Dieci anni fa i popoli del Mediterraneo si sollevavano, uno dopo l’altro, contro governi dittatoriali e corrotti, accesi dal fuoco di Mohammed Bouazizi. Un incendio che si è propagato in poche settimane dalla Tunisia al resto del Nord Africa, in Egitto, in Libia e poi al Levante e al Golfo, con i fuochi siriani, yemeniti, bahraniti.

Piazze piene e bocche aperte, quelle di chi a occidente restava stupefatto dalla potenza dirompente delle richieste, dei colori, delle canzoni che riempivano le strade arabe. Non si credeva possibile che popoli dipinti da decenni come sudditi succubi e pigri potessero usare i loro corpi per avere maggiore democrazia e uguaglianza sociale.

C’è chi ha tentato di spiegare quelle rivolte con chiavi prettamente occidentali (come il ruolo dei social network, affatto preponderante vista l’allora scarsa diffusione della rete internet nei paesi interessati) e chi ha subito cambiato cavallo (i governi che in poche settimane hanno abbandonato dittatori coccolati per decenni).

Nessuno se lo aspettava. Eppure i segnali c’erano: la povertà, gli alti livelli di disoccupazione giovanile e la forbice tra i redditi elevati di minoranze benestanti e quelli di maggioranze ferme al livello di sussistenza. Tutti elementi sottovalutati dagli esperti. Alla dimensione economica delle sollevazioni popolari i commentatori hanno privilegiato gli aspetti politici delle rivolte.

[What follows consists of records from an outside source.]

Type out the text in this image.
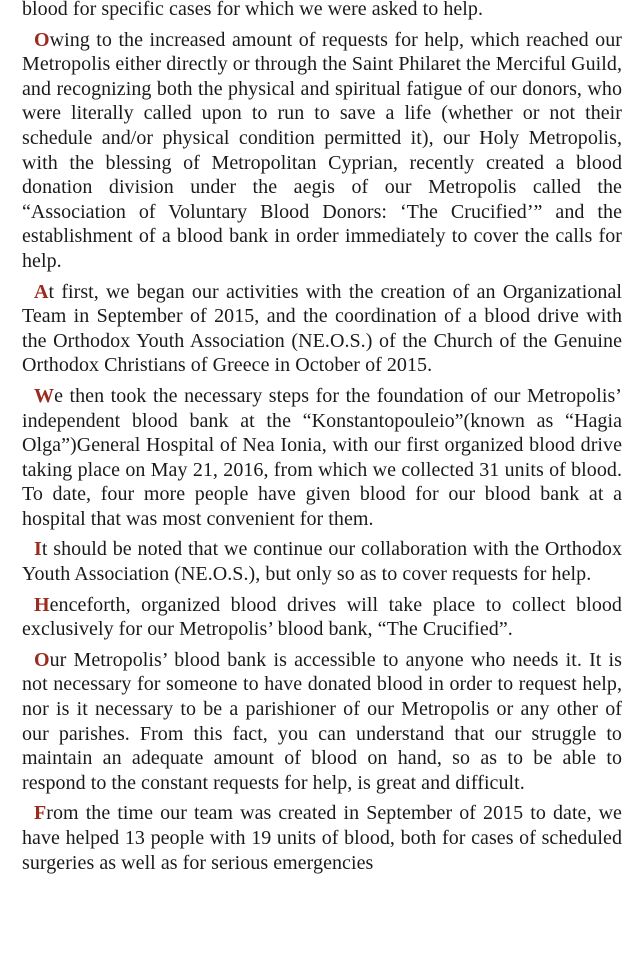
blood for specific cases for which we were asked to help.

Owing to the increased amount of requests for help, which reached our Metropolis either directly or through the Saint Philaret the Merciful Guild, and recognizing both the physical and spiritual fatigue of our donors, who were literally called upon to run to save a life (whether or not their schedule and/or physical condition permitted it), our Holy Metropolis, with the blessing of Metropolitan Cyprian, recently created a blood donation division under the aegis of our Metropolis called the “Association of Voluntary Blood Donors: ‘The Crucified’” and the establishment of a blood bank in order immediately to cover the calls for help.

At first, we began our activities with the creation of an Organizational Team in September of 2015, and the coordination of a blood drive with the Orthodox Youth Association (NE.O.S.) of the Church of the Genuine Orthodox Christians of Greece in October of 2015.

We then took the necessary steps for the foundation of our Metropolis’ independent blood bank at the “Konstantopouleio”(known as “Hagia Olga”)General Hospital of Nea Ionia, with our first organized blood drive taking place on May 21, 2016, from which we collected 31 units of blood. To date, four more people have given blood for our blood bank at a hospital that was most convenient for them.

It should be noted that we continue our collaboration with the Orthodox Youth Association (NE.O.S.), but only so as to cover requests for help.

Henceforth, organized blood drives will take place to collect blood exclusively for our Metropolis’ blood bank, “The Crucified”.

Our Metropolis’ blood bank is accessible to anyone who needs it. It is not necessary for someone to have donated blood in order to request help, nor is it necessary to be a parishioner of our Metropolis or any other of our parishes. From this fact, you can understand that our struggle to maintain an adequate amount of blood on hand, so as to be able to respond to the constant requests for help, is great and difficult.

From the time our team was created in September of 2015 to date, we have helped 13 people with 19 units of blood, both for cases of scheduled surgeries as well as for serious emergencies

Se il desiderio di una maggiore democrazia è stato senza dubbio espresso dalle popolazioni scese in strada, è vero anche che i manifestanti in Tunisia, Egitto, Libia, Siria e più di recente in Libano e Iraq puntavano e ancora oggi puntano il dito contro élite di potere che controllano enormi ricchezze a scapito dei più lasciati in povertà.

La facilità con cui l’islamismo politico ha raccolto ampi consensi dopo le rivolte e la rimozione di alcuni dittatori non è stata una conseguenza della religiosità più diffusa che da tempo si registra in Medio Oriente e Nord Africa.

Agli occhi delle popolazioni i dirigenti delle formazioni islamiste rappresentavano una alternativa vera alla classe politica tradizionale, ingorda e corrotta. La sinistra è stata incapace di intercettare quel desiderio di cambiamento nonostante gli aspetti socioeconomici alla radice delle proteste.

Gli economisti e le istituzioni internazionali prima del 2011 riferivano di dati a conferma della stabilità economica e sociale dei diversi paesi in cui è esplosa la protesta popolare. Erano numeri ingannevoli che non riflettevano la realtà sul terreno. La Tunisia per quei dati era un’economia stabile con un 5% di crescita annua del Pil. L’Egitto sulla carta registrava una riduzione della disuguaglianza di reddito dal 36,1% del 2000 al 30,7% del 2009.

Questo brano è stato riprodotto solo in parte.